Talking Turkey
Cooking

Talking Turkey


It came out of the oven with a skin so beautiful, so lusciously red and crisp that it seemed a shame to carve it. When I did, the skin crackled perfectly. And its beauty was not skin deep. As the knife slid through the meat, the moisture in the breast glistened succulently. This was our Thanksgiving turkey, a Bourbon Red from Oklahoma.

The breast of the Bourbon Red as it emerged from the oven.
"A what?" That was my neighbor's response when I told him that the large box from FedEx held a Bourbon Red turkey. Either that, or an American Bronze, a Jersey Buff, or a Narragansett. I ordered it in February, listing my preferences for the breed of bird I wanted, and did not yet know which I had gotten. Surprised, my neighbor said he didn't know there were so many different kinds of turkey.

A year ago, neither did I.

But that all changed when I read an article by Marian Burros at the New York Times. From the article, I learned that the turkey most Americans eat at Thanksgiving is a Broad Breasted White, a turkey that has been aggressively bred for its abundance of breast meat. But this giant breast, which satisfied white-meat-loving Americans, came at a price. A Broad Breasted White can not fly. It can not mate. It is stupid. And according to most people, it tastes horrible.

But the breeds it sprung from, they are a different thing altogether. They can and do fly. They are smart. They are astonishingly delicious. And they are virtually extinct.

Where do you get such an amazing bird? A year ago, the answer was that you didn't. Listed as either critical (less than 1000 breeding birds) or rare (less than 500 breeding birds), depending on the breed, only friends of turkey farmers even knew they existed.

But Slow Food U.S.A. came up with a brilliant plan. No one raised these breeds because there was no market. So Slow Food would create a market. From scratch. They convinced the farmers to take a risk, to breed more of the birds than they otherwise would. Information was sent to the organization's 10,000 U.S. members, and various newspapers began to pick up the story, starting impressively with the New York Times article I read.

And, remarkably, it worked. All the breeds are now "merely" critical (not all the turkeys raised were slaughtered; the market has proven itself and so some were kept to breed next year's lot), and at the current rate, they may be off the endangered list altogether next year. The breeds and the program have gotten worldwide publicity, and consumers are now aware that something better than the Broad Breasted White exists.

But not surprisingly for such a large effort in its first year, there were some hiccups.
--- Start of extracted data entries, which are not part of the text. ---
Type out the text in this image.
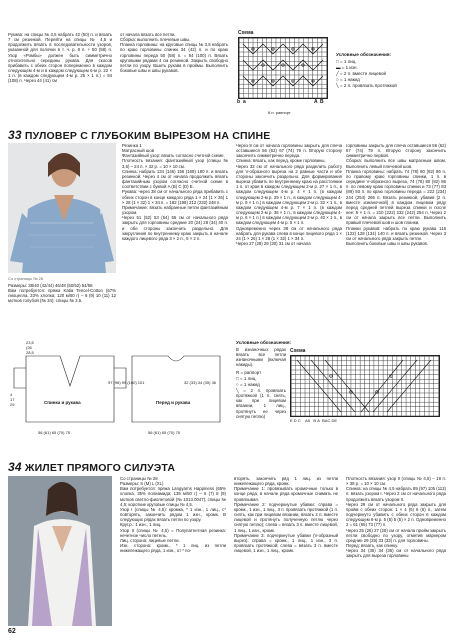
Рукава: на спицы № 3,5 набрать 42 (50) п. и вязать 7 см резинкой. Перейти на спицы № 4,5 и продолжить вязать в последовательности узоров, указанной для полочки в т. ч. р. 8 п. + 50 (58) п. Узор «Ромбы» должен быть симметрично относительно середины рукава. Для скосов прибавить с обеих сторон попеременно в каждом следующем 4-м и в каждом следующем 6-м р. 22 × 1 п. (в каждом следующем 4-м р. 25 × 1 п.) = 94 (108) п. Через 44 (41) см
от начала вязать все петли.
Сборка: выполнить плечевые швы.
Планка горловины: на круговые спицы № 3,5 набрать по краю горловины спинки 34 (42) п. и по краю горловины переда 50 (58) п. = 84 (100) п. Вязать круговыми рядами 4 см резинкой. Закрыть свободно петли по узору. Вшить рукава в проймы. Выполнить боковые швы и швы рукавов.
Схема
b a	A B
8 п. раппорт
Условные обозначения:
□ = 1 лиц.
▬ = 1 изн.
╱ = 2 п. вместе лицевой
○ = 1 накид
╲ = 2 п. провязать протяжкой
33 ПУЛОВЕР С ГЛУБОКИМ ВЫРЕЗОМ НА СПИНЕ
Со страницы № 26
Размеры: 38/40 (42/44) 46/48 (50/52) 54/56
Вам потребуется: пряжа Katia Tencel-Cotton (67% лиоцелла, 33% хлопка; 120 м/50 г) – 8 (9) 10 (11) 12 мотков голубой (№ 34); спицы № 3,5.
Резинка 1
Матрасный шов
Фантазийный узор: вязать согласно счетной схеме.
Плотность вязания: фантазийный узор (спицы № 3,5) – 24 п. × 32 р. = 10 × 10 см.
Спинка: набрать 134 (146) 156 (168) 180 п. и вязать резинкой. Через 4 см от начала продолжить вязать фантазийным узором согласно счетной схеме в соответствии с буквой A (B) C (D) E.
Рукава: через 38 см от начального ряда прибавить с обеих сторон в конце каждого ряда 1 × 24 (1 × 26) 1 × 28 (1 × 32) 1 × 34 п. = 182 (198) 212 (232) 248 п.
Примечание: вязать набранные петли фантазийным узором.
Через 51 (52) 53 (54) 55 см от начального ряда закрыть для горловины средние 20 (24) 28 (34) 40 п. и обе стороны закончить раздельно. Для закругления по внутреннему краю закрыть в начале каждого лицевого ряда 3 × 2 п., 8 × 2 п.
Через 8 см от начала горловины закрыть для плеча оставшиеся 56 (62) 67 (74) 79 п. Вторую сторону закончить симметрично переда.
Спинка: вязать, как перед, кроме горловины.
Через 32 см от начального ряда разделить работу для V-образного выреза на 2 равные части и обе стороны закончить раздельно. Для формирования выреза убавить по внутреннему краю на расстоянии 1 п. от края в каждом следующем 2-м р. 27 × 1 п., в каждом следующем 4-м р. 4 × 1 п. (в каждом следующем 2-м р. 29 × 1 п., в каждом следующем 4-м р. 8 × 1 п.) в каждом следующем 2-м р. 32 × 1 п., в каждом следующем 4-м р. 7 × 1 п. (в каждом следующем 2-м р. 36 × 1 п., в каждом следующем 4-м р. 6 × 1 п.) в каждом следующем 2-м р. 40 × 1 п., в каждом следующем 4-м р. 5 × 1 п.
Одновременно через 38 см от начального ряда набрать для рукава слева в конце лицевого ряда 1 × 24 (1 × 26) 1 × 28 (1 × 32) 1 × 34 п.
Через 27 (28) 29 (30) 31 см от начала
горловины закрыть для плеча оставшиеся 56 (62) 67 (74) 79 п. Вторую сторону закончить симметрично первой.
Сборка: выполнить все швы матрасным швом. Выполнить левый плечевой шов.
Планка горловины: набрать 74 (78) 80 (82) 86 п. по правому краю горловины спинки, 1 п. в середине V-образного выреза, 74 (78) 80 (82) 86 п. по левому краю горловины спинки и 73 (77) 83 (89) 93 п. по краю горловины переда = 222 (234) 244 (254) 266 п. Вязать резинкой, убавив [2 п. вместе изнаночной] в каждом лицевом ряду перед средней петлей выреза спинки и после нее: 6 × 1 п. = 210 (222) 232 (242) 254 п. Через 2 см от начала закрыть все петли. Выполнить правый плечевой шов и шов планки.
Планки рукавов: набрать по краю рукава 116 (122) 128 (134) 140 п. и вязать резинкой. Через 3 см от начального ряда закрыть петли.
Выполнить боковые швы и швы рукавов.
Спинка и рукава	Перед и рукава
23,5
(26
28,5
4
17
29
56 (61) 65 (70) 75	56 (61) 65 (70) 75
97 (98) 99 (100) 101	32 (33) 34 (35) 36
Условные обозначения:
В изнаночных рядах вязать все петли изнаночными (включая накиды).
R = раппорт
□ = 1 лиц.
○ = 1 накид
╲ = 2 п. провязать протяжкой (1 п. снять, как при лицевом вязании, 1 лиц., протянуть ее через снятую петлю)
Схема
E D C A5 B A BAC DE
34 ЖИЛЕТ ПРЯМОГО СИЛУЭТА
Со страницы № 28
Размеры: S (M) L (XL)
Вам потребуется: пряжа Langyarns Happiness (65% хлопка, 35% полиамида; 135 м/50 г) – 6 (7) 8 (9) мотков светло-фиолетовой (№ 1013.0047); спицы № 4,5; короткие круговые спицы № 4,5.
Узор I (спицы № 4,5): кромка, * 1 изн., 1 лиц., с* повторять, закончить рядом 1 изн., кромк. В следующих рядах вязать петли по узору.
Круг.р.: 1 изн., 1 лиц.
Узор II (спицы № 4,5) = Полупатентная резинка: нечетное число петель.
Лиц. сторона: лицевые петли.
Изн. сторона: кромк., * 1 лиц. из петли нижележащего ряда, 1 изн., от * по-
вторять, закончить ряд 1 лиц. из петли нижележащего ряда, кромк.
Примечание 1: провязывать кромочные только в конце ряда, в начале ряда кромочные снимать не провязывая.
Примечание 2: подчеркнутые убавки: справа = кромк., 1 изн., 1 лиц., 3 п. провязать протяжкой (1 п. снять, как при лицевом вязании, вязать 2 п. вместе лицевой и протянуть полученную петлю через снятую петлю); слева = вязать 3 п. вместе лицевой, 1 лиц., 1 изн., кромк.
Примечание 3: подчеркнутые убавки (V-образный вырез): справа = кромк., 1 лиц., 1 изн., 3 п. провязать протяжкой; слева = вязать 3 п. вместе лицевой, 1 изн., 1 лиц., кромк.
Плотность вязания: узор II (спицы № 4,5) – 18 п. × 38 р. = 10 × 10 см.
Спинка: на спицы № 4,5 набрать 89 (97) 105 (113) п. вязать узором I. Через 2 см от начального ряда продолжить вязать узором II.
Через 29 см от начального ряда закрыть для пройм с обеих сторон: 1 × 4 (5) 6 (6) п., затем подчеркнуто убавить с обеих сторон в каждом следующем 6-м р. 5 (5) 5 (5) × 2 п. Одновременно 2 = 61 (65) 73 (77) п.
Через 25 (26) 27 (28) см от начала пройм закрыть петли свободно по узору, отметив маркером средние 29 (29) 33 (33) п. для горловины.
Перед: вязать, как спинку.
Через 34 (35) 34 (35) см от начального ряда закрыть для выреза горловины
62
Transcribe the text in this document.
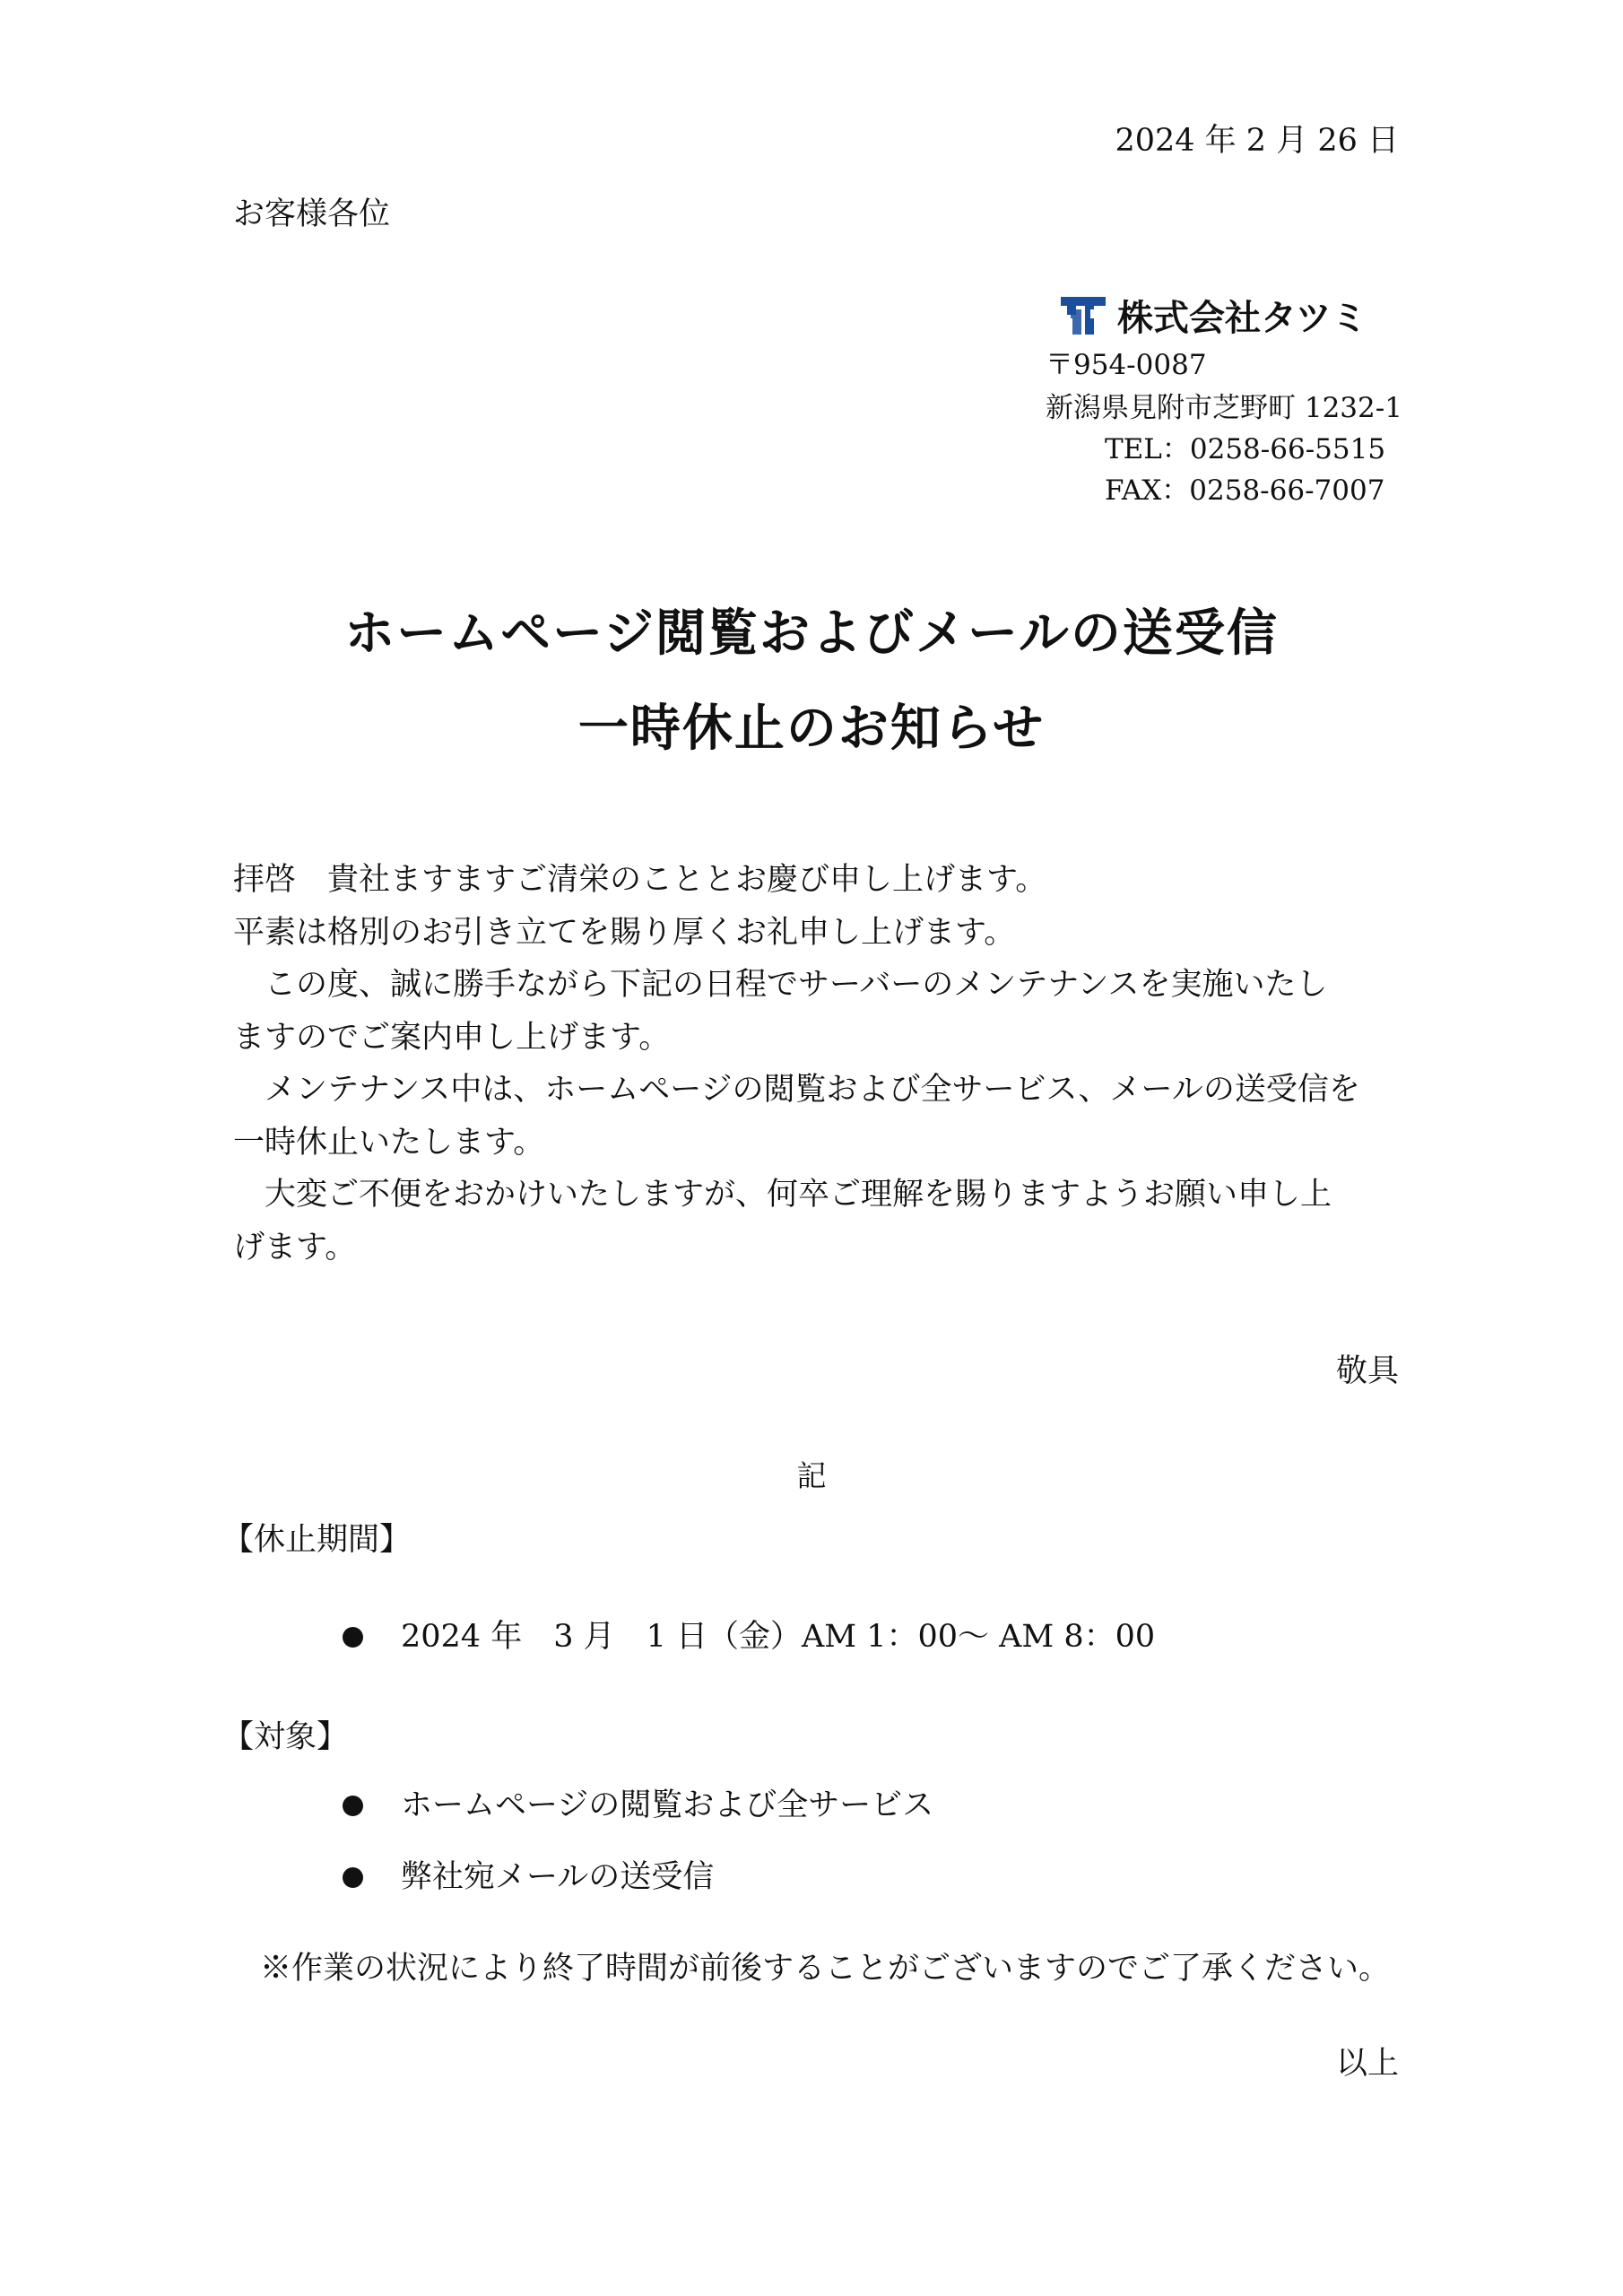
2024 年 2 月 26 日
お客様各位
株式会社タツミ
〒954-0087
新潟県見附市芝野町 1232-1
TEL：0258-66-5515
FAX：0258-66-7007
ホームページ閲覧およびメールの送受信
一時休止のお知らせ

拝啓　貴社ますますご清栄のこととお慶び申し上げます。

平素は格別のお引き立てを賜り厚くお礼申し上げます。

　この度、誠に勝手ながら下記の日程でサーバーのメンテナンスを実施いたし

ますのでご案内申し上げます。

　メンテナンス中は、ホームページの閲覧および全サービス、メールの送受信を

一時休止いたします。

　大変ご不便をおかけいたしますが、何卒ご理解を賜りますようお願い申し上

げます。

敬具
記
【休止期間】
2024 年　3 月　1 日（金）AM 1：00～ AM 8：00
【対象】
ホームページの閲覧および全サービス
弊社宛メールの送受信
※作業の状況により終了時間が前後することがございますのでご了承ください。
以上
I learned this when I got my turkey and discovered that it was not an 18-pounder as I had been told, but weighed in at 13.5. Evidently, there had been a higher attrition rate than anticipated, and while everyone who ordered one got a bird, some of them were definitely smaller. This wouldn't have been a problem, except that I had 18 people sitting down to Thanksgiving dinner, all of whom were eagerly anticipating this unusual bird.

Necessity is the mother of invention, and Melissa and I quickly concocted a scheme. I bought a turkey breast from a free-range Broad Breasted White, and decided to cut it in half and prepare it two different ways. Half I roasted as is, and half I first brined, a common and to my mind highly effective technique for making the modern turkey palatable. The heritage bird I roasted as is, letting it stand on its own. This ensured enough turkey meat for everyone and gave everyone a way to compare the different breeds.

Even before it got cooked, it was obvious this was not a normal turkey. Its legs, which I removed and braised separately, were a deep vibrant red throughout, the color of healthy muscles, well used by their owner. (Next year, I think I'll try roasting the bird whole, just because it comes out so nicely).

The heritage turkey as it emerged from its box, svelte and healthy. The split breast from a Broad Breasted White, plump with breast meat.
And once it came out, a paragon of turkeydom, how did it taste? Among our dinner guests, opinions were mixed. Some explicitly preferred one, some liked all of them equally. But the closest race was between the brined Broad Breasted White and the heritage bird. I was astonished that any unbrined poultry could compete with a brined version. It is definitely gamier, more evidence of its life before our dinner table, and there is, not surprisingly, a higher ratio of dark meat to white. While we didn't have the dark meat from the Broad Breasted White, the heritage bird's dark meat was universally pronounced delicious.

Will I do it again? Probably. The heritage turkeys are more expensive than their industrialized kin, so if you are merely evaluating the turkey meat, it might not be worth it to you. Just brine your Broad Breasted White. But I'm a firm believer in supporting small producers and maintaining biodiversity, and so I'm willing to pay a little bit more. As for the hassle of getting a smaller bird than anticipated, Patrick Martins, the head of Slow Food U.S.A., says that they learned a lot of lessons this year, and will undoubtedly do some things differently to try and get more consistency. Or at least to give consumers more warning. But the program is still in its infancy, so I might figure a bit more turkey per guest to have some cushion.